Looking only at the cold balance sheet of achievement it is absurd to compare Kennedy with Lincoln. And yet the bond is strong and true. Professor Allen, writing in this issue on ‘Democracy and Violence,’ shows clearly how much the civilised world was affected by Lincoln’s assassination. The United States was not then the leader of the Western world and the fierce immediacy of television made Kennedy’s loss even more terrible. But Lincoln and Kennedy were confronted by the same sort of problems and they shared the same sort of aims and ideals. And both were murdered. It is now our duty to be more urgent in our support of the causes for which Kennedy fought. To be more contemptuous of the bigots of right and left alike. It is certain that Kennedy was murdered in a city of the extreme right: it is said that he was murdered by a fanatic of the extreme left.

It is necessary to be more urgent in insisting on the brotherhood of man — in Africa or Asia, Alabama or Britain. Our racial problems are insignificant in comparison with those of Africa, of Asia and of the United States. In Africa and Asia the surge towards independence is both inevitable and desirable. In America the new President has pointed to the first task, to pass the Civil Rights Bill. In Britain we probably do not need new legislation. Men are not made better, and not often made to behave better to others, by legislation alone. Political skywriting will achieve nothing.

Perhaps for the citizen the key lies in a greater determination to serve. If possible in one of the underdeveloped countries of the world. If not, then at home through his church or chapel, a hospital league of friends or any of the voluntary organisations that offer service. It is for the Government to be clear-headed, generous, ruthless. Clear-headed in identifying its priorities, generous in its support of them, ruthless in denying to other desirable causes and policies equal priority. It is more urgent to see that every child has full opportunity in education to match his ability. More urgent that every family has a decent home. More urgent that the strong should help the weak here and abroad.
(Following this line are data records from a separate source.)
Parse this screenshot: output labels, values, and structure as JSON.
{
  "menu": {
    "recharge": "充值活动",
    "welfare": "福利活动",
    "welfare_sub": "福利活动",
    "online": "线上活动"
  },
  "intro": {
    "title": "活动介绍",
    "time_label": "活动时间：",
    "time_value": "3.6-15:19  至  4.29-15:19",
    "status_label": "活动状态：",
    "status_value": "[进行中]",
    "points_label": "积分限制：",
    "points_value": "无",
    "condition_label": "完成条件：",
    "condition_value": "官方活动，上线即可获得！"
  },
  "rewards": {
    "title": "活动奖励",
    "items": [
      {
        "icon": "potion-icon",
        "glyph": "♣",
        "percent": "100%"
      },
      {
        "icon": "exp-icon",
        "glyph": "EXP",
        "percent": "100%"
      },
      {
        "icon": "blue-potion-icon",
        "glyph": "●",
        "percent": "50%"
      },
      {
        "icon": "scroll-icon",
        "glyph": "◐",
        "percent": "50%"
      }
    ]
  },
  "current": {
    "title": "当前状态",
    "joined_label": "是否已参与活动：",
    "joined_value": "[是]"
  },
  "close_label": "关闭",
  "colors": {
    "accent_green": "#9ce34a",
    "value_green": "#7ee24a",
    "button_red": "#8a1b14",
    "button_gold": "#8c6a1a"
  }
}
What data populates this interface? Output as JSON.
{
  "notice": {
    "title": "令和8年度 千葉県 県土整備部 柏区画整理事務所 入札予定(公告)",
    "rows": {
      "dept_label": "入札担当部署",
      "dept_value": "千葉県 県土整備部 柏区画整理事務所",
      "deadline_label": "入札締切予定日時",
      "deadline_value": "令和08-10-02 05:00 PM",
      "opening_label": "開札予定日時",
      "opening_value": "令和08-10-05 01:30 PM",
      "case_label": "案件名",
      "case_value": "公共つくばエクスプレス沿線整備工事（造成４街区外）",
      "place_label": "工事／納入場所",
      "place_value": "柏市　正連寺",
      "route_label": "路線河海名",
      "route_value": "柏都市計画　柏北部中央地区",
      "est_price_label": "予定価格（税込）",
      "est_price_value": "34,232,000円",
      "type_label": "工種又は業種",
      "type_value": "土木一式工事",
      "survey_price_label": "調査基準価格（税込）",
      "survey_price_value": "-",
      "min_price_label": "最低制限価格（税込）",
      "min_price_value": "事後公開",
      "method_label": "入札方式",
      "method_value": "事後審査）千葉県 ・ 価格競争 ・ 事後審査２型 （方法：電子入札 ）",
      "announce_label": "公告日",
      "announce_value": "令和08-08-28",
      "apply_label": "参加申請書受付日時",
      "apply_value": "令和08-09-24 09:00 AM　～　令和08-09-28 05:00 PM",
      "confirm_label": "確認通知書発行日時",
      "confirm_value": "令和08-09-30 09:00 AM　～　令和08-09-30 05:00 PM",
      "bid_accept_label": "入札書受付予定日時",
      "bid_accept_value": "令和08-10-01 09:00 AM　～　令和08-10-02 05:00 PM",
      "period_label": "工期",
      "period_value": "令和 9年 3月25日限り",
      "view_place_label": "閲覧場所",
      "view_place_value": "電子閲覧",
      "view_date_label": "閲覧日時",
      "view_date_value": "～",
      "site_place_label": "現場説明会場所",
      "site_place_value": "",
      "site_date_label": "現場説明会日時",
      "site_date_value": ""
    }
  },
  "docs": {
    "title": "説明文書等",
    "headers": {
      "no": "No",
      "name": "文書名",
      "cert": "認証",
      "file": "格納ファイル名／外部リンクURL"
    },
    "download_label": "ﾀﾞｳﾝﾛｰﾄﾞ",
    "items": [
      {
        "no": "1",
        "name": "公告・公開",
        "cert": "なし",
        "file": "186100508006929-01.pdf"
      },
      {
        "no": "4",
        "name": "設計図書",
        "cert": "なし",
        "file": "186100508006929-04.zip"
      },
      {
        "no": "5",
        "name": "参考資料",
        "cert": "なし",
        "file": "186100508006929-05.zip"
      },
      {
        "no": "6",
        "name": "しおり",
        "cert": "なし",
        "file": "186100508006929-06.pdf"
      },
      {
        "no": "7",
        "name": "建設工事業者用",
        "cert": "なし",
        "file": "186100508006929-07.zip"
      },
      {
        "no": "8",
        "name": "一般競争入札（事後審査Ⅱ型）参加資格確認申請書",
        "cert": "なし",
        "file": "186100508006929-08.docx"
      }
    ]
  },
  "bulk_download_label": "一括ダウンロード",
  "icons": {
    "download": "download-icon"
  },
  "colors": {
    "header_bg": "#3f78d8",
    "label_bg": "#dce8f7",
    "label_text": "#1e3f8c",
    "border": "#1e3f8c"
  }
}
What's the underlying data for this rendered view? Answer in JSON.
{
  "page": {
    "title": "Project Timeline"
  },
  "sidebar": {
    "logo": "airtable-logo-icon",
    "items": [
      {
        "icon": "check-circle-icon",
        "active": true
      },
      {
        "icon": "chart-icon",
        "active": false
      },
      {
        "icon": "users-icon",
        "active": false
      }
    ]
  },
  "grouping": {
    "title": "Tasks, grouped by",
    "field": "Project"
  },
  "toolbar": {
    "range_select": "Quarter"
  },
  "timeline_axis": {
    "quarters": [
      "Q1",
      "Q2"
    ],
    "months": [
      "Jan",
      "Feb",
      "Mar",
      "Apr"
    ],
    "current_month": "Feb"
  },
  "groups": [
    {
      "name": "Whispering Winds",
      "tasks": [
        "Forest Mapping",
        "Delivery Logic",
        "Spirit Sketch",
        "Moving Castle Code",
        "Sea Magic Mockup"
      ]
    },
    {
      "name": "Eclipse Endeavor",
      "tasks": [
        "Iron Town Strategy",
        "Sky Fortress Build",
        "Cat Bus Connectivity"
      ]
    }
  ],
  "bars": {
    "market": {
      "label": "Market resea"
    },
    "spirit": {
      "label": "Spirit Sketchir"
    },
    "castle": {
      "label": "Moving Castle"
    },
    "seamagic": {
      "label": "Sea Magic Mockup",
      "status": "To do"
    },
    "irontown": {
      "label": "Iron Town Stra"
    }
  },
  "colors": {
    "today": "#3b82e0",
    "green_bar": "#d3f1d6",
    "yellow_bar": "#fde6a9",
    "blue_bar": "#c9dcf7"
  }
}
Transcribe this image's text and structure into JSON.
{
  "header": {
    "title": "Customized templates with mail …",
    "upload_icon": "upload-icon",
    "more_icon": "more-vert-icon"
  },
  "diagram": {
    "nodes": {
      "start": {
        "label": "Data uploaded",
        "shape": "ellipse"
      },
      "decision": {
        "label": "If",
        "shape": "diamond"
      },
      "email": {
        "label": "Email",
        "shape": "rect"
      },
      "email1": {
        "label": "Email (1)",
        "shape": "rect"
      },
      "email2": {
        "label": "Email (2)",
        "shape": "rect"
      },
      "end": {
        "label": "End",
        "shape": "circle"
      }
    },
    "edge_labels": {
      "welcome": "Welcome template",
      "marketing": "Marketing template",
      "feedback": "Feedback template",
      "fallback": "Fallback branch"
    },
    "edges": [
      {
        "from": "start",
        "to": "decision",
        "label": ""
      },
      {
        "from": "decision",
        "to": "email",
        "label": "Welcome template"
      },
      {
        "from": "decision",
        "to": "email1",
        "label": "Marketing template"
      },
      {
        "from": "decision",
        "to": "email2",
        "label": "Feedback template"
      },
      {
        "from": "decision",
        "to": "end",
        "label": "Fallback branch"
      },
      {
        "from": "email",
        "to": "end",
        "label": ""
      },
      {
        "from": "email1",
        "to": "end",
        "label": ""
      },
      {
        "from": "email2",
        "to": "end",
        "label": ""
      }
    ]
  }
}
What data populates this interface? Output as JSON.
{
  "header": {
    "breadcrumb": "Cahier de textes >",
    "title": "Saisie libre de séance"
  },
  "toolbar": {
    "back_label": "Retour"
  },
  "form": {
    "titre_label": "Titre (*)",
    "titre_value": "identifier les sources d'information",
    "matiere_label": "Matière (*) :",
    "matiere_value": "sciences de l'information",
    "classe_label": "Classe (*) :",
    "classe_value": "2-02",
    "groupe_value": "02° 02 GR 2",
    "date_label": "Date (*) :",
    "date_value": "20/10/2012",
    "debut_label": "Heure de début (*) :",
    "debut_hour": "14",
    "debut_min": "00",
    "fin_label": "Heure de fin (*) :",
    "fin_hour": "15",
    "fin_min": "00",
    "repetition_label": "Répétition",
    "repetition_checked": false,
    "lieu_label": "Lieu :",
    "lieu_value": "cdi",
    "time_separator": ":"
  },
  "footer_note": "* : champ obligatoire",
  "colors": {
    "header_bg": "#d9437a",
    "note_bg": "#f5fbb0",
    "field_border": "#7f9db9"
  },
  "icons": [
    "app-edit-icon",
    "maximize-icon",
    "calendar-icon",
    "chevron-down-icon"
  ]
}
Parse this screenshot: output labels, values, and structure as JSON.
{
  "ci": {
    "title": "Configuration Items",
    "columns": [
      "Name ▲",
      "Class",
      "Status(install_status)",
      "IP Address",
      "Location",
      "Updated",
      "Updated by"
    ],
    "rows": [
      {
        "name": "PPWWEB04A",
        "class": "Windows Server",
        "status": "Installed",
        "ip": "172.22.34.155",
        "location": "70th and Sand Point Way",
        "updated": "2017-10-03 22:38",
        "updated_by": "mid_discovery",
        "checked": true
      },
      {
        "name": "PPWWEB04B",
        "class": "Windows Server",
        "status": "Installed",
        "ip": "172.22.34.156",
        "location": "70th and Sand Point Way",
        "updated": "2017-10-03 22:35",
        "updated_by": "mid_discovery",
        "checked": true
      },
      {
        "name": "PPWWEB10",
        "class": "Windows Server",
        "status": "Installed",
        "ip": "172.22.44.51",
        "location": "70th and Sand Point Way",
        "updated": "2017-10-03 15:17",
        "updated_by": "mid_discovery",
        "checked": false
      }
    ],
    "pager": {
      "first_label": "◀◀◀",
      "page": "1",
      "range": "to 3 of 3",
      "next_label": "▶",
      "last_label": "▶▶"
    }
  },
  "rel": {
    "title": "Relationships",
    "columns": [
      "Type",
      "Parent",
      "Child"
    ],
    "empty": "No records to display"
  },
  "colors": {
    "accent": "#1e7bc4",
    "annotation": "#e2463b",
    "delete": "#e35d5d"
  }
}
Sir Alec [Douglas Home] has already said that at all times the Conservatives must remember that a general election lies just ahead. Mr Wilson, while piously expressing public horror at such a candid piece of electioneering, no doubt loses no opportunity of saying exactly the same thing to his colleagues. Education, especially higher education, housing and slum clearance, aid both at home and to the Commonwealth: these are the priorities. Conveniently they are probably also the most popular policies. Heart and head for once can make the same appeal.

‘Any man’s death diminishes me because I am involved in mankind.’ Kennedy is dead. We are all diminished. We are a poorer people now. But President Johnson has struck exactly the right note. His challenge went first to Congress. He reminded them that for thirty-two years Capitol Hill had been his home. It was a shrewd comment. No one understands better than Lyndon Johnson the technique of easing controversial Bills through Congress. If he cannot put the Kennedy measures on the statute book, no one can. First, then, the Civil Rights Bill. Second, the tax cuts Bill. There is little time.

Here, although time also is short, the problems are different and so must the solutions be. But in both countries it is more urgent to find them. To do this would be the only true remembrance of John Fitzgerald Kennedy.